IPv6 *is* like AMD
Posted Jan 28, 2011 8:48 UTC (Fri) by khim
In reply to: IPv6 *is* like AMD
Parent article: LCA: IP address exhaustion and the end of the open net
Ad hominem attacks against DJB-- or anyone else for that matter-- don't prove anything.
Sure, but noone attacks DJB. They attack DJBfiles who push his stupid paln against any logic. And the only question people are asking is: how will this solve real problem - the lack of agreement among ISPs?
The successful transitions always involved a "no regressions" philosophy where existing setups would continue to work just as well, or possibly better, after being upgraded.
Sure. That's why you hand-picked them, right? Let's consider different set of successful transitions: LP to CD, VHS to DVD, TV to DTV, and, heck, even NCP to IPv6. In all cases transition made existing setups either completely useless with no upgrade path or required to change setup just to have the same amount of basic functionality. Now let's consider all these cases one-after-another.
LP -> CD: it was supported from the day one by recording companies. They agreed to participate before the first sale of equipment happened.
VHS -> DVD: the same. Earlier VHS-relpacements (like Laserdisk or Video-CD) were unable to only to replace VHS but to even gain significant traction. Yet DVD pushed VHS to obscurity even if "existing setups" become useless and "upgrade" was worse in many cases (most DVD players had no recording capabilities). Dual-stack players were used for some time, but when major studios stopped selling VHS with new movies - it went away.
TV -> DTV: you needed adapters to watch old channels. Switch was successful because neither TV stations nor users had a choice.
NCP -> IPv4: the same. Internet backbone was switched to IPv4 and you had no way to continue to use Internet without upgrade.
x86 -> x86_64: stagnated for years, only become mainstream when Microsoft (which had a monopoly) started pushing Windows x64 hard. When it was just an offer (Windows XP x64) it was mostly ignored.

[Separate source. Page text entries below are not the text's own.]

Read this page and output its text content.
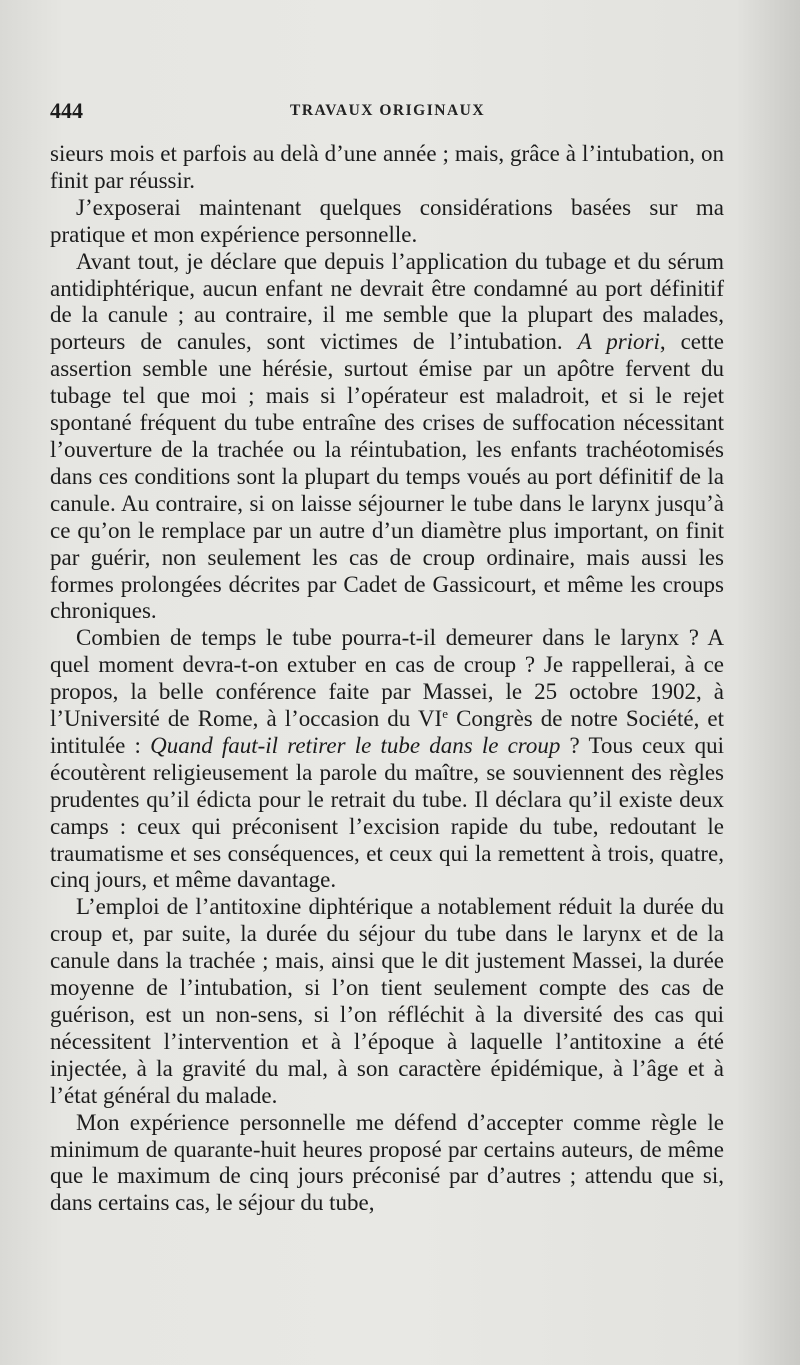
444	TRAVAUX ORIGINAUX

sieurs mois et parfois au delà d’une année ; mais, grâce à l’intubation, on finit par réussir.

J’exposerai maintenant quelques considérations basées sur ma pratique et mon expérience personnelle.

Avant tout, je déclare que depuis l’application du tubage et du sérum antidiphtérique, aucun enfant ne devrait être condamné au port définitif de la canule ; au contraire, il me semble que la plupart des malades, porteurs de canules, sont victimes de l’intubation. A priori, cette assertion semble une hérésie, surtout émise par un apôtre fervent du tubage tel que moi ; mais si l’opérateur est maladroit, et si le rejet spontané fréquent du tube entraîne des crises de suffocation nécessitant l’ouverture de la trachée ou la réintubation, les enfants trachéotomisés dans ces conditions sont la plupart du temps voués au port définitif de la canule. Au contraire, si on laisse séjourner le tube dans le larynx jusqu’à ce qu’on le remplace par un autre d’un diamètre plus important, on finit par guérir, non seulement les cas de croup ordinaire, mais aussi les formes prolongées décrites par Cadet de Gassicourt, et même les croups chroniques.

Combien de temps le tube pourra-t-il demeurer dans le larynx ? A quel moment devra-t-on extuber en cas de croup ? Je rappellerai, à ce propos, la belle conférence faite par Massei, le 25 octobre 1902, à l’Université de Rome, à l’occasion du VIe Congrès de notre Société, et intitulée : Quand faut-il retirer le tube dans le croup ? Tous ceux qui écoutèrent religieusement la parole du maître, se souviennent des règles prudentes qu’il édicta pour le retrait du tube. Il déclara qu’il existe deux camps : ceux qui préconisent l’excision rapide du tube, redoutant le traumatisme et ses conséquences, et ceux qui la remettent à trois, quatre, cinq jours, et même davantage.

L’emploi de l’antitoxine diphtérique a notablement réduit la durée du croup et, par suite, la durée du séjour du tube dans le larynx et de la canule dans la trachée ; mais, ainsi que le dit justement Massei, la durée moyenne de l’intubation, si l’on tient seulement compte des cas de guérison, est un non-sens, si l’on réfléchit à la diversité des cas qui nécessitent l’intervention et à l’époque à laquelle l’antitoxine a été injectée, à la gravité du mal, à son caractère épidémique, à l’âge et à l’état général du malade.

Mon expérience personnelle me défend d’accepter comme règle le minimum de quarante-huit heures proposé par certains auteurs, de même que le maximum de cinq jours préconisé par d’autres ; attendu que si, dans certains cas, le séjour du tube,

Apple's PPC -> x86 transition: my way or the highway. Apple just stopped offering PPC hardware so you had to update - or lose Mac users as customers.
DOS -> Windows: this is the closest case to the IPv4 -> IPv6 transition. Windows was promised in Las-Vegas in 1983, showed in 1985, stagnated for years (the first version to gained recognition and not laughs was Windows 3.0 released in 1990) and it only "killed" DOS when Microsoft stopped selling MS DOS separately after release of Windows 95.
Some examples of failed transitions are Commodore 64 to Commodore 128, x86 to Itanium, and the Apple ][ to the Apple III.
Commodore 64 -> Commodore 128: good example. Unlike Commodore Plus/4 this model was compatible with Commodore 64. Yet it didn't help because computing ladscape changed and people switched to incompatible offers (IBM PC and Mac).
x86 -> Itanium. Itanium successfully killeed incompatible Alpha, PA-RISC, and MIPS (this one only workstations; it was revived as embedded CPU), yet failed to do the same with compatible i386 - because there it had viable and cheaper rival.
Apple ][ -> the Apple III: Again - business moved to incompatibe IBM PC, not to compatible Apple III. There were many reasons, but in the end it was because alternative was available and it was just better.
The failed transitions all have something in common: the people in charge underestimated the importance of having a transition plan.
Well, not exactly. In all cases there was a transition plan - but people found another, often incompatible alternative - and used that.
Transition plan is important, that's absolutely true, but the compatibility itself is not important. In you examples of unsuccessful transitions two times out of three people switched to incompatible alternative where "existing setups" were useless - not to compatible, yet unwanted, "upgrade".
Of course, you're free to disagree with me and insist that IP is fundamentally different than the other transitions described above. But at least give reasons.
It's not different at all: people are choosing the best alternative available. If it's compatible or not is of little importance. Concerted push (like with DVD) or monopoly (like with DTV) may change things rapidly, but "better compatibility mode" only helps you if you have strong backers.